Subscription API
Endpoints for managing your account profile, generating API keys, and initiating Stripe checkout sessions for subscription plans and credit pack top-ups. All endpoints on this page require a Cognito JWT except where noted.
Plans and credits
The credit allocation per plan:
| Plan | Credits on sign-up / renewal | Price |
|---|---|---|
| free | 10 (one-time on account creation) | Free |
| starter | 8 per month | $8/month |
| pro | 20 per month | $20/month |
| business | 40 per seat per month | $40/seat/month |
| credit-pack (top-up) | 5 credits per pack | $5 per pack |
GET /api/account/me
/api/account/me
JWT required
Returns the authenticated user's account profile, credit balance, current plan, and a list of their API key prefixes (not full keys).
Response (200 OK)
{
"user_sub": "cognito-sub-uuid",
"email": "user@example.com",
"plan": "starter",
"credits": 6,
"api_keys": [
{
"key_prefix": "tbo-ab12",
"created_at": "2026-03-01T10:00:00Z"
}
]
}Error responses
| Status | Condition |
|---|---|
| 401 | Missing or invalid JWT |
| 404 | Account record not found (user has not completed sign-up trigger) |
POST /api/account/apikey
/api/account/apikey
JWT required
Generates a new tbo- prefixed API key for the authenticated user. The full key is returned only in this response; it cannot be retrieved again. The key is stored as a SHA-256 hash in DynamoDB.
Request body
No request body required.
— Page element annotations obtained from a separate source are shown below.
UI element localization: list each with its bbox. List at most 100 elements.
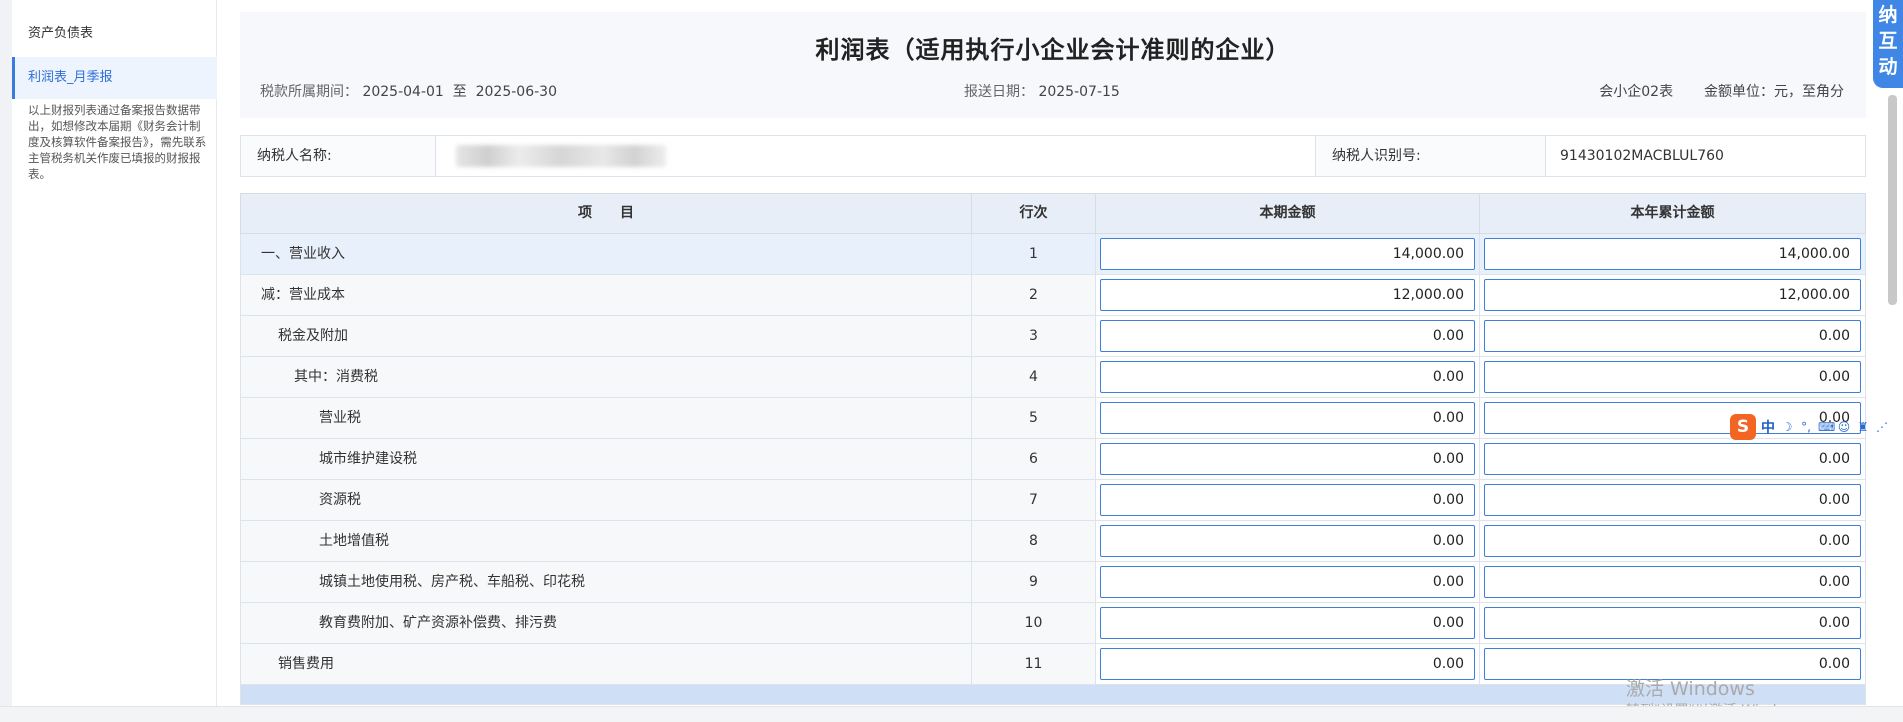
ytd-cell: 0.00	[1480, 480, 1865, 520]
windows-activation-watermark: 激活 Windows	[1626, 678, 1755, 700]
ytd-cell: 0.00	[1480, 603, 1865, 643]
ytd-cell: 0.00	[1480, 439, 1865, 479]
table-row: 教育费附加、矿产资源补偿费、排污费 10 0.00 0.00	[240, 603, 1866, 644]
row-no: 1	[972, 234, 1096, 274]
current-cell: 0.00	[1096, 521, 1480, 561]
row-item: 城镇土地使用税、房产税、车船税、印花税	[241, 562, 972, 602]
scrollbar[interactable]	[1888, 95, 1897, 305]
ytd-amount-input[interactable]: 0.00	[1484, 607, 1861, 639]
current-cell: 0.00	[1096, 398, 1480, 438]
current-amount-input[interactable]: 12,000.00	[1100, 279, 1475, 311]
more-icon[interactable]: ⋰	[1875, 420, 1889, 434]
tax-period-value: 2025-04-01 至 2025-06-30	[362, 84, 557, 100]
taxpayer-id-label: 纳税人识别号:	[1316, 136, 1546, 176]
current-amount-input[interactable]: 0.00	[1100, 525, 1475, 557]
row-no: 2	[972, 275, 1096, 315]
report-date: 报送日期： 2025-07-15	[964, 81, 1120, 101]
current-amount-input[interactable]: 0.00	[1100, 320, 1475, 352]
app-window: 资产负债表 利润表_月季报 以上财报列表通过备案报告数据带出，如想修改本届期《财…	[0, 0, 1903, 722]
current-cell: 0.00	[1096, 603, 1480, 643]
table-row: 城镇土地使用税、房产税、车船税、印花税 9 0.00 0.00	[240, 562, 1866, 603]
amount-unit: 金额单位：元，至角分	[1704, 84, 1844, 100]
current-amount-input[interactable]: 0.00	[1100, 566, 1475, 598]
current-cell: 0.00	[1096, 439, 1480, 479]
row-item: 减：营业成本	[241, 275, 972, 315]
ytd-amount-input[interactable]: 0.00	[1484, 484, 1861, 516]
keyboard-icon[interactable]: ⌨	[1818, 420, 1835, 434]
row-item: 税金及附加	[241, 316, 972, 356]
col-row-no: 行次	[972, 194, 1096, 233]
row-no: 9	[972, 562, 1096, 602]
ytd-amount-input[interactable]: 0.00	[1484, 361, 1861, 393]
table-row: 一、营业收入 1 14,000.00 14,000.00	[240, 234, 1866, 275]
income-statement-table: 项 目 行次 本期金额 本年累计金额 一、营业收入 1 14,000.00 14…	[240, 193, 1866, 705]
row-no: 3	[972, 316, 1096, 356]
current-cell: 12,000.00	[1096, 275, 1480, 315]
current-cell: 0.00	[1096, 562, 1480, 602]
sogou-logo-icon[interactable]: S	[1730, 414, 1756, 440]
table-row-partial	[240, 685, 1866, 705]
taxpayer-name-value	[436, 136, 1316, 176]
table-row: 销售费用 11 0.00 0.00	[240, 644, 1866, 685]
ytd-amount-input[interactable]: 0.00	[1484, 525, 1861, 557]
col-ytd: 本年累计金额	[1630, 205, 1715, 221]
sidebar-note: 以上财报列表通过备案报告数据带出，如想修改本届期《财务会计制度及核算软件备案报告…	[28, 103, 207, 181]
current-cell: 0.00	[1096, 357, 1480, 397]
ime-mode-toggle[interactable]: 中	[1761, 417, 1775, 437]
taxpayer-name-label: 纳税人名称:	[241, 136, 436, 176]
current-cell: 0.00	[1096, 316, 1480, 356]
row-no: 4	[972, 357, 1096, 397]
tax-period: 税款所属期间： 2025-04-01 至 2025-06-30	[260, 81, 557, 101]
sidebar: 资产负债表 利润表_月季报 以上财报列表通过备案报告数据带出，如想修改本届期《财…	[12, 0, 217, 706]
tax-period-label: 税款所属期间：	[260, 84, 358, 100]
current-amount-input[interactable]: 0.00	[1100, 484, 1475, 516]
row-item: 一、营业收入	[241, 234, 972, 274]
ytd-amount-input[interactable]: 0.00	[1484, 566, 1861, 598]
current-amount-input[interactable]: 0.00	[1100, 648, 1475, 680]
current-amount-input[interactable]: 0.00	[1100, 402, 1475, 434]
table-row: 资源税 7 0.00 0.00	[240, 480, 1866, 521]
ytd-cell: 0.00	[1480, 316, 1865, 356]
taxpayer-info: 纳税人名称: 纳税人识别号: 91430102MACBLUL760	[240, 135, 1866, 177]
current-amount-input[interactable]: 0.00	[1100, 607, 1475, 639]
row-item: 土地增值税	[241, 521, 972, 561]
punctuation-icon[interactable]: °,	[1799, 420, 1813, 434]
ytd-amount-input[interactable]: 14,000.00	[1484, 238, 1861, 270]
bottom-scrollbar[interactable]	[0, 706, 1903, 722]
table-row: 减：营业成本 2 12,000.00 12,000.00	[240, 275, 1866, 316]
sidebar-item-balance-sheet[interactable]: 资产负债表	[12, 24, 217, 44]
row-item: 营业税	[241, 398, 972, 438]
current-amount-input[interactable]: 14,000.00	[1100, 238, 1475, 270]
current-cell: 0.00	[1096, 480, 1480, 520]
row-item: 城市维护建设税	[241, 439, 972, 479]
ytd-amount-input[interactable]: 0.00	[1484, 320, 1861, 352]
col-item: 项 目	[241, 194, 972, 233]
user-icon[interactable]: ☺	[1837, 420, 1851, 434]
row-item: 其中：消费税	[241, 357, 972, 397]
current-amount-input[interactable]: 0.00	[1100, 361, 1475, 393]
row-no: 7	[972, 480, 1096, 520]
moon-icon[interactable]: ☽	[1780, 420, 1794, 434]
current-cell: 0.00	[1096, 644, 1480, 684]
row-no: 10	[972, 603, 1096, 643]
sidebar-item-income-statement[interactable]: 利润表_月季报	[12, 57, 217, 99]
skin-icon[interactable]: ♜	[1856, 420, 1870, 434]
table-row: 其中：消费税 4 0.00 0.00	[240, 357, 1866, 398]
table-header: 项 目 行次 本期金额 本年累计金额	[240, 193, 1866, 234]
interaction-float-button[interactable]: 纳互动	[1873, 0, 1903, 88]
current-cell: 14,000.00	[1096, 234, 1480, 274]
row-no: 11	[972, 644, 1096, 684]
row-no: 8	[972, 521, 1096, 561]
table-row: 城市维护建设税 6 0.00 0.00	[240, 439, 1866, 480]
ytd-cell: 14,000.00	[1480, 234, 1865, 274]
current-amount-input[interactable]: 0.00	[1100, 443, 1475, 475]
row-item: 教育费附加、矿产资源补偿费、排污费	[241, 603, 972, 643]
ytd-cell: 12,000.00	[1480, 275, 1865, 315]
table-row: 营业税 5 0.00 0.00	[240, 398, 1866, 439]
ytd-cell: 0.00	[1480, 521, 1865, 561]
table-row: 税金及附加 3 0.00 0.00	[240, 316, 1866, 357]
ytd-amount-input[interactable]: 12,000.00	[1484, 279, 1861, 311]
page-title: 利润表（适用执行小企业会计准则的企业）	[815, 36, 1291, 64]
report-date-label: 报送日期：	[964, 84, 1034, 100]
ytd-amount-input[interactable]: 0.00	[1484, 443, 1861, 475]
Send an empty JSON object or omit the body.
Response (200 OK)
{
"api_key": "tbo-a1b2c3d4e5f6...",
"key_prefix": "tbo-a1b2",
"created_at": "2026-03-31T12:00:00Z"
}Copy the full API key from this response immediately. It is shown once and cannot be retrieved. If lost, generate a new key.
POST /api/checkout
/api/checkout
JWT required
Creates a Stripe Checkout Session for subscribing to a plan. Returns a Stripe checkout URL. Redirect the user to this URL to complete payment.
Request body
| Field | Type | Required | Description |
|---|---|---|---|
plan | string | Yes | One of: starter, pro, business |
Response (200 OK)
{
"checkout_url": "https://checkout.stripe.com/c/pay/...",
"session_id": "cs_..."
}Error responses
| Status | Condition |
|---|---|
| 400 | Invalid or missing plan |
| 401 | Missing or invalid JWT |
POST /api/topup
/api/topup
JWT required
Creates a Stripe Checkout Session for purchasing a credit pack top-up. Each credit pack costs $5 and adds 5 credits to the account. Returns a Stripe checkout URL.
Request body
No fields required. The top-up amount is fixed at one credit pack per session. Send an empty JSON object.
Response (200 OK)
{
"checkout_url": "https://checkout.stripe.com/c/pay/...",
"session_id": "cs_..."
}POST /api/stripe-webhook
/api/stripe-webhook
HMAC-SHA256 webhook signature
Stripe webhook receiver. Verifies the webhook signature using HMAC-SHA256 with a 5-minute replay protection window. Handles the following Stripe events:
checkout.session.completed— credit account after successful paymentinvoice.paid— reset credits on monthly renewalcustomer.subscription.updated— sync plan changescustomer.subscription.deleted— downgrade to free plan
This endpoint is called by Stripe, not by users or CI pipelines. Idempotency is enforced via DynamoDB: each Stripe event ID is claimed atomically before processing.
Do not call this endpoint directly. Stripe will call it when subscription events occur.